Es de esperar que funcione «la química» así supuesta. No cabe duda de que una cruzada antinorteamericana y anti-«neoliberal» beneficiaría directamente a un puñado de políticos y que también complacería a muchos intelectuales, pero perjudicaría enormemente a la inmensa mayoría de los habitantes del país, al reducir la posibilidad de que sea solucionado el problema tremendo planteado por el mayor default soberano de la historia para que se reanuden lo antes posible las inversiones que serán precisas para una recuperación económica genuina.
Aunque la invitación a una reunión en la Casa Blanca el miércoles próximo que George W. Bush envió a Néstor Kirchner hace un par de días ha causado cierta sorpresa tanto aquí como en Estados Unidos, puede entenderse el interés del mandatario norteamericano en intentar establecer cuanto antes una relación personal con su homólogo argentino.
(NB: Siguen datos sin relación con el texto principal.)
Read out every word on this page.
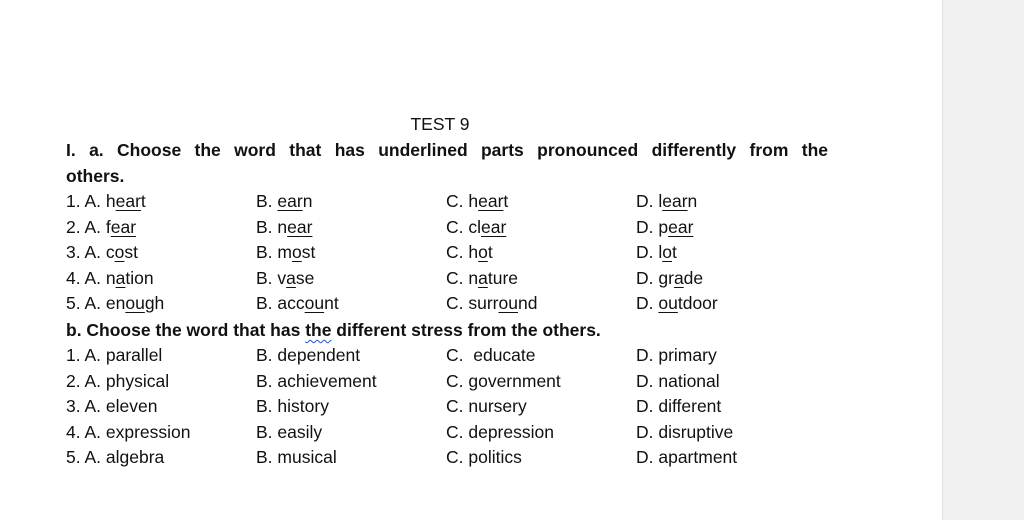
TEST 9
I. a. Choose the word that has underlined parts pronounced differently from the
others.
1. A. heart	B. earn	C. heart	D. learn
2. A. fear	B. near	C. clear	D. pear
3. A. cost	B. most	C. hot	D. lot
4. A. nation	B. vase	C. nature	D. grade
5. A. enough	B. account	C. surround	D. outdoor
b. Choose the word that has the different stress from the others.
1. A. parallel	B. dependent	C.  educate	D. primary
2. A. physical	B. achievement	C. government	D. national
3. A. eleven	B. history	C. nursery	D. different
4. A. expression	B. easily	C. depression	D. disruptive
5. A. algebra	B. musical	C. politics	D. apartment
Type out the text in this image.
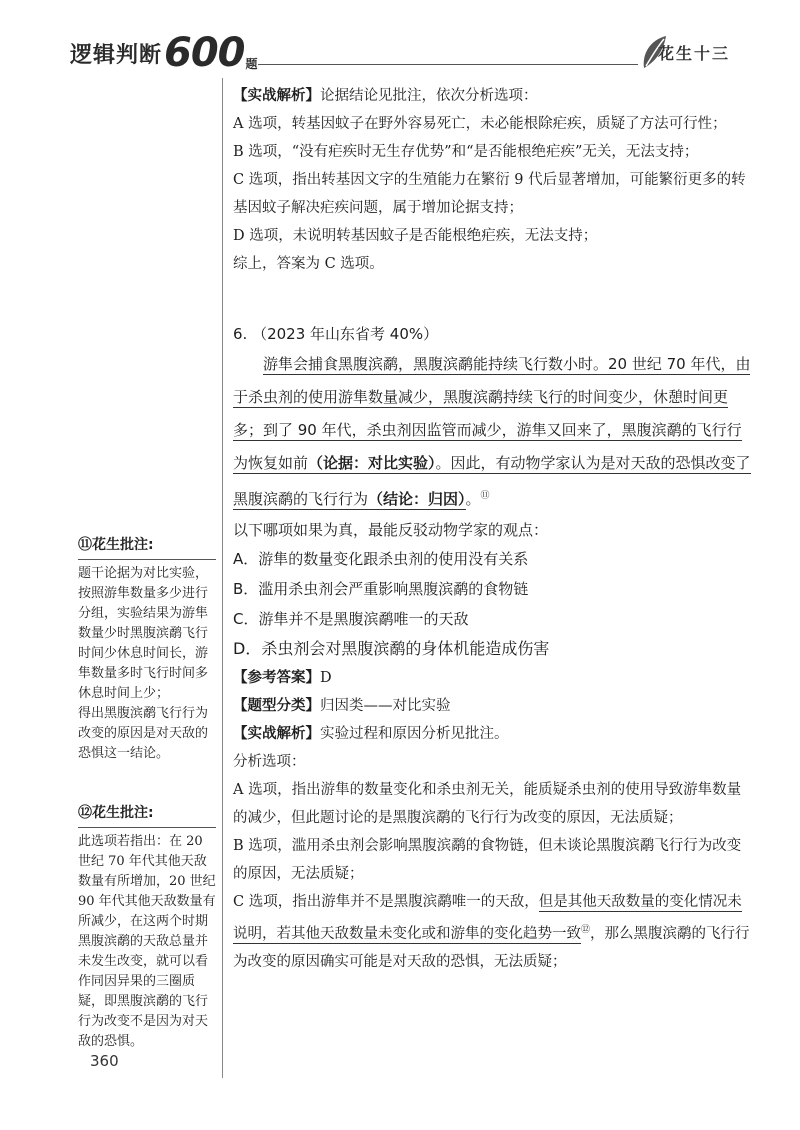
逻辑判断$600_题$
花生十三

【实战解析】论据结论见批注，依次分析选项：

A 选项，转基因蚊子在野外容易死亡，未必能根除疟疾，质疑了方法可行性；

B 选项，“没有疟疾时无生存优势”和“是否能根绝疟疾”无关，无法支持；

C 选项，指出转基因文字的生殖能力在繁衍 9 代后显著增加，可能繁衍更多的转基因蚊子解决疟疾问题，属于增加论据支持；

D 选项，未说明转基因蚊子是否能根绝疟疾，无法支持；

综上，答案为 C 选项。

6. （2023 年山东省考 40%）

游隼会捕食黑腹滨鹬，黑腹滨鹬能持续飞行数小时。20 世纪 70 年代，由于杀虫剂的使用游隼数量减少，黑腹滨鹬持续飞行的时间变少，休憩时间更多；到了 90 年代，杀虫剂因监管而减少，游隼又回来了，黑腹滨鹬的飞行行为恢复如前（论据：对比实验）。因此，有动物学家认为是对天敌的恐惧改变了黑腹滨鹬的飞行行为（结论：归因）。⑪

以下哪项如果为真，最能反驳动物学家的观点：

A．游隼的数量变化跟杀虫剂的使用没有关系

B．滥用杀虫剂会严重影响黑腹滨鹬的食物链

C．游隼并不是黑腹滨鹬唯一的天敌

D．杀虫剂会对黑腹滨鹬的身体机能造成伤害

【参考答案】D

【题型分类】归因类——对比实验

【实战解析】实验过程和原因分析见批注。

分析选项：

A 选项，指出游隼的数量变化和杀虫剂无关，能质疑杀虫剂的使用导致游隼数量的减少，但此题讨论的是黑腹滨鹬的飞行行为改变的原因，无法质疑；

B 选项，滥用杀虫剂会影响黑腹滨鹬的食物链，但未谈论黑腹滨鹬飞行行为改变的原因，无法质疑；

C 选项，指出游隼并不是黑腹滨鹬唯一的天敌，但是其他天敌数量的变化情况未说明，若其他天敌数量未变化或和游隼的变化趋势一致⑫，那么黑腹滨鹬的飞行行为改变的原因确实可能是对天敌的恐惧，无法质疑；

⑪花生批注:

题干论据为对比实验，按照游隼数量多少进行分组，实验结果为游隼数量少时黑腹滨鹬飞行时间少休息时间长，游隼数量多时飞行时间多休息时间上少；

得出黑腹滨鹬飞行行为改变的原因是对天敌的恐惧这一结论。

⑫花生批注:

此选项若指出：在 20 世纪 70 年代其他天敌数量有所增加，20 世纪 90 年代其他天敌数量有所减少，在这两个时期黑腹滨鹬的天敌总量并未发生改变，就可以看作同因异果的三圈质疑，即黑腹滨鹬的飞行行为改变不是因为对天敌的恐惧。

360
Además de sentirse preocupados por la escasa voluntad de nuestro gobierno de llegar a un acuerdo definitivo con el FMI, los funcionarios de la superpotencia tienen buenos motivos para temer que Kirchner, entusiasmado por su propia retórica y por el aplauso de un entorno alegremente contestatario, termine comprometiéndose con actitudes no tan distintas de las asumidas por el venezolano Hugo Chávez. En efecto, en el transcurso de su visita a Europa Kirchner se dio el gusto de aprovechar todas las oportunidades para hacer gala de su desaprobación de los inversores extranjeros, de los banqueros y, de más está decirlo, del FMI que según él es en buena medida responsable de la decadencia de nuestro país. Si bien a diferencia de Eduardo Duhalde aún no ha caído en la tentación de adoptar posturas visceralmente antinorteamericanas, en vista de su propensión a formular declaraciones "duras" no extrañaría demasiado que un día lo hiciera. Por cierto, la aparente "amistad" de Kirchner con el dictador cubano Fidel Castro, un personaje brutal cuya popularidad entre los latinoamericanos politizados se debe principalmente a que sea un enemigo declarado de Estados Unidos, supone que a menos que Bush actúe con rapidez el santacruceño, convencido de que los norteamericanos no lo aprecian, podría empezar a provocarles problemas tratándolos como si fueran empresarios españoles o franceses.